Swiss chocolate giant Lindt & Spruengli said it will move some of its production out of the US to Europe to avoid retaliatory tariffs from Canada, one of its largest markets.
President Trump’s stiff 25% tariffs on Canada and Mexico, and a 20% levy on China, took effect Tuesday at midnight.
Canadian Prime Minister Justin Trudeau on Monday said he would retaliate with 25% tariffs against $155 billion in American goods also at midnight, with plans to keep them in place until the US reverses its trade policy.
Major companies, including Honda and Volkswagen, have reportedly discussed plans to boost their US manufacturing to avoid President Trump’s tariffs.
Lindt is one of the first to announce a production shift away from the US to avoid retaliatory tariffs from Canada – sending its shares up 7%.
Lindt already produces 95% of the chocolate it sells in the United States at five facilities in the country.
Those US-based factories also supply Lindt products to Canada – so the sweets and treats could be hit by Trudeau’s import tariffs.
In a statement, Lindt told The Post it has been taking action to protect its Canadian business from getting hampered by the tariffs.
“These include the possibility of supplying countries like Canada and Mexico from our European production facilities,” a Lindt spokesperson told The Post.
Currently, half of Lindt’s Canadian supply comes from the US. The other half is produced in Europe.

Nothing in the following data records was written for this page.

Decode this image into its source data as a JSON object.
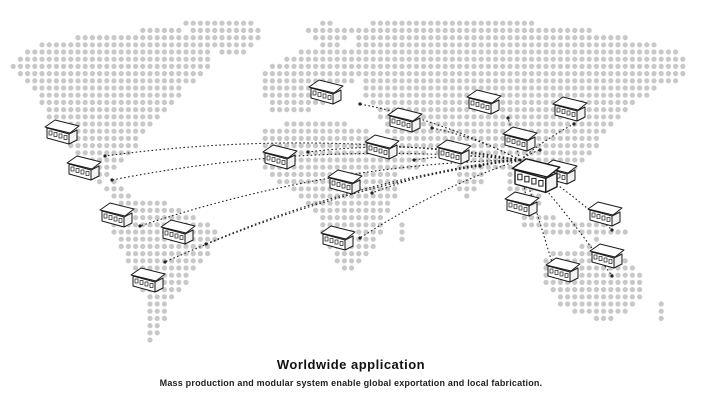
{
  "caption": {
    "title": "Worldwide application",
    "subtitle": "Mass production and modular system enable global exportation and local fabrication."
  },
  "colors": {
    "land_dot": "#c8c8c8",
    "route": "#222222",
    "house_stroke": "#1a1a1a",
    "house_fill": "#ffffff"
  },
  "map": {
    "hub": "china-east-asia",
    "destinations": [
      "alaska-canada",
      "usa",
      "central-america",
      "brazil",
      "south-america-east",
      "argentina-chile",
      "western-europe",
      "north-africa",
      "central-africa",
      "southern-africa",
      "eastern-europe",
      "middle-east",
      "russia",
      "india",
      "korea-japan-north",
      "japan",
      "southeast-asia",
      "indonesia",
      "new-guinea",
      "australia-west",
      "australia-east",
      "pacific-islands"
    ]
  }
}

“The volumes that we source currently for Canada can all be shifted to Europe,” CEO Adalbert Lechner said after Lindt reported its full-year earnings on Tuesday.
“We are able to source 100% from Europe,” he told Reuters.
However, the company said it does not expect an impact on its US production since it has plans to grow in the US market, as well, a Lindt spokesperson told The Post.
Lindt has been rushing to send its US-manufactured treats over the border and stockpiling inventories in Canada so it can have a buffer period to fix its supply chain, which it expects to complete by the middle of the year.
Martin Hug, the company’s chief financial officer, said it would be slightly more expensive to transport its chocolate products to Canada from Europe than it was to send them from the US.
But it will still cost less than it would to fork over extra costs under Canada’s import tariffs, he added.
“Cost wise, we only expect marginal impacts,” a spokesperson told The Post.
Hug said the shift to European manufacturing could also help the Lindt brand avoid consumer backlash in Canada, since shoppers may shy away from made-in-the-US goods as tensions mount.